24/7 Insights
- Wounded blue chip stocks can offer huge total return potential.
- Stocks that pay big dividends can help provide long-term passive income streams.
- Access two legendary, high-yield dividend stocks Wall Street loves.
For nearly a century, dividends have been a cornerstone of the financial market, contributing approximately 32% of the total return for the S&P 500 since 1926. While capital appreciations have played a significant role, contributing 68%, this data underscores the enduring importance of sustainable dividend income and capital appreciation potential in shaping total return expectations.
A study from the Hartford Funds, in collaboration with Ned Davis Research, found that dividend stocks have been a winning strategy, delivering an annualized return of 9.18% over the past half-century (1973 to 2023). This was more than double the annualized return for non-payers (3.95%), proving the power of dividends in generating wealth.
Over the last 50 years, many top growth and income stocks that were once setting the standard for their sector have toppled for one reason or another.

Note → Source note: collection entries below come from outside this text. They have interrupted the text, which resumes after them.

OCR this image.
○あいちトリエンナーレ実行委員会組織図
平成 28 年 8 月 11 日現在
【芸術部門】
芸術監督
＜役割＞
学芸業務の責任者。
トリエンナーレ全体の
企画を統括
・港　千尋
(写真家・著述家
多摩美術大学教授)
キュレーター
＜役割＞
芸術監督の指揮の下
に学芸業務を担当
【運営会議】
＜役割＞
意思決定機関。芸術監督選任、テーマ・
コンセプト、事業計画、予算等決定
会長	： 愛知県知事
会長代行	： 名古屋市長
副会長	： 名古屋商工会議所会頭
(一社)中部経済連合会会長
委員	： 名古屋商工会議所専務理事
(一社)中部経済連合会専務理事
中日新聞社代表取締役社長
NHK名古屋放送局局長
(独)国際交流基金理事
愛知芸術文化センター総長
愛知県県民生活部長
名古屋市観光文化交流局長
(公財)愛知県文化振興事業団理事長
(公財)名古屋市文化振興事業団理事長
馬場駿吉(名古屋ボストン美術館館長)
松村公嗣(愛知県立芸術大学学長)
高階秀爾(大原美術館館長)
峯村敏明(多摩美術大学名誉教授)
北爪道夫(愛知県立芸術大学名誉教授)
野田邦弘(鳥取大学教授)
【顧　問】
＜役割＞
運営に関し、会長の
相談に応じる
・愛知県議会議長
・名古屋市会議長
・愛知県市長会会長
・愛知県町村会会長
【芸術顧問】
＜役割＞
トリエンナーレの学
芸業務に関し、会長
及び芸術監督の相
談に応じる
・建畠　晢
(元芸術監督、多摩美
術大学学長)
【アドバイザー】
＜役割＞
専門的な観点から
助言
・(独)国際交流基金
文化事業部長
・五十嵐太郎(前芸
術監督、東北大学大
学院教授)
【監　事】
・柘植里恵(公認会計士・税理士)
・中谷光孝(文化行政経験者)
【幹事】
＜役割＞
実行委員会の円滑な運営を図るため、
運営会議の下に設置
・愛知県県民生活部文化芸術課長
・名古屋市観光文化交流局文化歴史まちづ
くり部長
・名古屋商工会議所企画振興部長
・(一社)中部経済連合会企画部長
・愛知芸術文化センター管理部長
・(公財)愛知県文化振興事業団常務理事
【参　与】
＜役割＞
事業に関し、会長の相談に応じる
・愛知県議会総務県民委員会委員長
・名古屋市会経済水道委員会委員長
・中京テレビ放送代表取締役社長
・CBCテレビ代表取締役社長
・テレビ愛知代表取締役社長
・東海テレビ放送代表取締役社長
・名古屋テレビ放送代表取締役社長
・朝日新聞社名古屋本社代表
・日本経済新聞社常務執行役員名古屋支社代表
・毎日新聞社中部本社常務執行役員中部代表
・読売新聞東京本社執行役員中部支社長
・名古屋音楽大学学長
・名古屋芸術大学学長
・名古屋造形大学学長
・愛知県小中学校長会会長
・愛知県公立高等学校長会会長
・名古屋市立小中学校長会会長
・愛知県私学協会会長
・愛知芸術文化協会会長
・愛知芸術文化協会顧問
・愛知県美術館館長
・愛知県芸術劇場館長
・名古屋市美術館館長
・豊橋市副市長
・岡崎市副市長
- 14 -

Sometimes, they veer from the model that brought them success; in other instances, poor management at the C-suite level and overspending of corporate capital lead to the downfall. Sometimes, the product or service that brought them tremendous success either goes out of favor or fades from being needed.
We decided to screen our 24/7 Wall St. penalty box list of large-cap stocks looking for companies that, for one reason or another, have been sent to the Wall Street woodshed and are languishing way below previous all-time highs. Five top companies hit our screens, paying stellar ultra-high-yield blue chip dividends. In addition, all five are rated Buy at top Wall Street firms.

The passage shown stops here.